The woodlands are truly captivating with a fairytale feel of romance and intrigue. Their age defies the ‘New Forest’ name, coined by William the Conqueror in 1079. He called the area his ‘new hunting forest’ and established a system to protect and manage the woodlands which is still in use today.
There are many spectacular trees to be found here and some are centuries old such as the 500 year old Knightwood Oak. This aptly named ‘Queen of the New Forest’ can be found a couple of miles from Lyndhurst on the Bolderwood Ornamental Drive, which is also home to the Bolderwood Deer Sanctuary. Whatever the time of year, but especially in autumn, the woodlands, spanning 193,000 acres, are brimming with beauty.
There are plenty of family friendly ways to explore and learn about the New Forest, such as Longdown Activity Farm where children can get up close to the animals. Marwell Zoo is also loved by little ones thanks to its impressive range of exotic and endangered species.
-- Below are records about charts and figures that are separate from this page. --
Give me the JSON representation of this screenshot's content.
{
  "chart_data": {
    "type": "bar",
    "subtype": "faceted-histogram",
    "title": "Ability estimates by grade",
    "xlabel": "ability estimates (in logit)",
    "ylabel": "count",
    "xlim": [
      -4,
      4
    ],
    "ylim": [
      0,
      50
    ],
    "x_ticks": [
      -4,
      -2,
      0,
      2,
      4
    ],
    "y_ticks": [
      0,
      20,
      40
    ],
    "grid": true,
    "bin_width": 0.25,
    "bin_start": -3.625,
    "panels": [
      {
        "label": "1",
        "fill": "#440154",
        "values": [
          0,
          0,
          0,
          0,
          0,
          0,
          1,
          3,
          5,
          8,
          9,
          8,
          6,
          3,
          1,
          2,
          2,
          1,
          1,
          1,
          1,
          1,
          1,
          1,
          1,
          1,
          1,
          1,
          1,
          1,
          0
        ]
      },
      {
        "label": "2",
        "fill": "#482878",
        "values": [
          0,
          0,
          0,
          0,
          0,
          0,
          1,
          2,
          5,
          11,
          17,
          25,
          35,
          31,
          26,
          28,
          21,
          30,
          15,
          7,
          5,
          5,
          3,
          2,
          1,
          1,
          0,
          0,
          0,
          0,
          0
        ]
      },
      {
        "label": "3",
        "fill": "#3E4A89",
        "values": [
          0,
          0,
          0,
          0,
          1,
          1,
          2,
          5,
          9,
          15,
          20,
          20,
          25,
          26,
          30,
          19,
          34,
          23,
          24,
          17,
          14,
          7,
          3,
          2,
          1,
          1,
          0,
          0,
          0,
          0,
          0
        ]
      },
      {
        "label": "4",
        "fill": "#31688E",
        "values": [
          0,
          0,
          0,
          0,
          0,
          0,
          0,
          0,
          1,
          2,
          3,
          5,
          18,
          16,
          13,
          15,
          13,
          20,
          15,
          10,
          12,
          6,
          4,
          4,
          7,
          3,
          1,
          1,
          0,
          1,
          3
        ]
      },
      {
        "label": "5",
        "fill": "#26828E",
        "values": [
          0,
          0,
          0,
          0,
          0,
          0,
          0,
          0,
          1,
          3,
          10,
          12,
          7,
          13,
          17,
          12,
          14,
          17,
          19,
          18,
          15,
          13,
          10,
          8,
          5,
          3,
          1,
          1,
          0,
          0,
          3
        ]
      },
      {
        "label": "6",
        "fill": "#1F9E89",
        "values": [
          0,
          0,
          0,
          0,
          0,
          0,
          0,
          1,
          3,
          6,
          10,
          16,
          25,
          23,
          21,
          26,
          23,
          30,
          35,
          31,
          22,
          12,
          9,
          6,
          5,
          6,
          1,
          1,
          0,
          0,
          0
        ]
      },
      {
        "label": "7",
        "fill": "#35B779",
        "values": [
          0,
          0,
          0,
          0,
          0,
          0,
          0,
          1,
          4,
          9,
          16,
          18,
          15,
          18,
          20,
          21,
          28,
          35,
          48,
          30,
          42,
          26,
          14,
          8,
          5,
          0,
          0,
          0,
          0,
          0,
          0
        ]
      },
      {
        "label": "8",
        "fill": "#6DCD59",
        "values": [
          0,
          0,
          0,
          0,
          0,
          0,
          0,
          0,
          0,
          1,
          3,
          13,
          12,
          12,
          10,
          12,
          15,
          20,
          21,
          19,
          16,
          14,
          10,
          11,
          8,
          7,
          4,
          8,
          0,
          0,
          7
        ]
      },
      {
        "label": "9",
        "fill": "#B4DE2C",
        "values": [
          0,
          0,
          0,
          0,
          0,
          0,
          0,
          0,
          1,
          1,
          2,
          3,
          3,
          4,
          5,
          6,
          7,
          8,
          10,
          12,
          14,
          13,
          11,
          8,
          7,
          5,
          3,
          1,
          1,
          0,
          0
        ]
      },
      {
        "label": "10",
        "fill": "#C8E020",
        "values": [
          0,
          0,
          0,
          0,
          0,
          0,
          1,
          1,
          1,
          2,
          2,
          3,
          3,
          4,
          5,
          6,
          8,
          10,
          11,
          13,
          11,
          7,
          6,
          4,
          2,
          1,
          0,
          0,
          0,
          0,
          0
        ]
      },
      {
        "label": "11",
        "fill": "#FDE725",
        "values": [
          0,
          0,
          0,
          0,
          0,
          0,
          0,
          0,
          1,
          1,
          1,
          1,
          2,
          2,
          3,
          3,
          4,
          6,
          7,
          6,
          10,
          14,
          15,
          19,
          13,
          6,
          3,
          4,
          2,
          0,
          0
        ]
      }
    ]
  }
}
For something a little different try the New Forest Deer Safari, a 30 minute tractor and trailer ride in Burley Park to see the red deer. There are also wildlife parks, nature reserves and a reptile centre too.
Museums and attractions abound in the New Forest. Visit the Beaulieu National Motor Museum or the St Barbe Museum and Gallery to learn more about the local area. For some real naval history head to Bucklers Hard, where Nelson’s ships were built.
Walking is probably the best way to explore the New Forest, ambling through atmospheric woodlands or along its tranquil 40-mile coast. There are spectacular views of the Isle of Wight plus much wildlife to see if you’re lucky.
Every stretch of coastline tells its own tale, from smuggling to long lost industry. There are beautiful seaside villages too such as Barton On Sea and Lymington. Lepe is also a popular destination thanks to its pine fringed cliffs and beach, as well as historic D-Day remains.
The magical ambience of the New Forest is nowhere better felt than in Burley. This quaint little village has connections to witchcraft and trades on its reputation with lots of quirky and interesting shops selling everything from broomsticks to spellbooks. It’s worth visiting, if not for the magic then for the old world charm and free roaming ponies and cattle.